Put the expressions in u and v for x into the x's place, and similar for the expression for y.

For example, x^{2}=(u\cos\theta-v\sin\theta)^{2}=u^{2}\cos^{2}\theta-uv\sin(2\theta)+v^{2}\sin^{2}\theta

 

[arildno]

If you haven't done so already, we also have:
xy=(u\cos\theta-v\sin\theta)(u\sin\theta+v\cos\theta)=\frac{u^{2}-v^{2}}{2}\sin(2\theta)+uv\cos(2\theta)
y^{2}=(u\sin\theta+v\cos\theta)^{2}=u^{2}\sin^{2}\theta+uv\sin(2\theta)+v^{2}\cos^{2}\theta
Use these expressions to your heart's content..

 

[HallsofIvy]

You were given x=u\cos\theta-v\sin\theta, y=u\sin\theta+v\cos\theta
Go ahead and replace x and y in your equation by those, do the algebra and then pick θ so that the "uv" term has 0 coefficient.

 

[saltydog]

Tony, what happen with all this?
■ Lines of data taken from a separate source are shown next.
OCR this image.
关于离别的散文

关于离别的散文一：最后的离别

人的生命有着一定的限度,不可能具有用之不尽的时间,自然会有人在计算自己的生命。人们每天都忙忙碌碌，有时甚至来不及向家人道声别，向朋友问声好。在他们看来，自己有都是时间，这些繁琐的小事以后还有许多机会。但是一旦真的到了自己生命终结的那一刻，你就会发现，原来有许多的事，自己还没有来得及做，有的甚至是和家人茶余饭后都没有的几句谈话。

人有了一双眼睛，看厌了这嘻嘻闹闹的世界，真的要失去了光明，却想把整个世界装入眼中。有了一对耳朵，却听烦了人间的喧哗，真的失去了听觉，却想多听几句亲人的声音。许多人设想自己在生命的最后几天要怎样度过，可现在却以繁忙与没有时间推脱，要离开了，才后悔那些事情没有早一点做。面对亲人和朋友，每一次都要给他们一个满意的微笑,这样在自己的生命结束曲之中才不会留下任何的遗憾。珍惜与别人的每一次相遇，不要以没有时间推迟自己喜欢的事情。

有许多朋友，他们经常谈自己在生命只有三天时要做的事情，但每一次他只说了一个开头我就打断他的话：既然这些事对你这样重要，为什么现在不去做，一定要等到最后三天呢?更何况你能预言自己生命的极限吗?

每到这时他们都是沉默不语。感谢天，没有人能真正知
You figured the angle via:

Cot[2\alpha]=\frac{A-C}{B}

so you get:

\alpha=\frac{\pi}{4}

Great. Make the substitution:

x=\overline{x}Cos[\alpha]-\overline{y}Sin[\alpha]

y=\overline{x}Sin[\alpha]+\overline{y}Cos[\alpha]

Substitute those expressions into the equation right. For example the 8x^2 would be:

8\left[\frac{\overline{x}}{\sqrt{2}}-\frac{\overline{y}}{\sqrt{2}}\right]^2

You can do the rest. Simplify to:

40\overline{x}^2-24\overline{y}^2+12\sqrt{2}\overline{x}+9=0

The \overline{x}-\overline{y} axes are just 45 degrees tilted from the x-y axes. The equation is a hyperbola.

Right?

Edit: Corrected angle formula: it's Cot(2a)

 

[TonyC]

Thank you very much. This distance learning is extremely difficult. I am a visual person and your help is truly appreciated.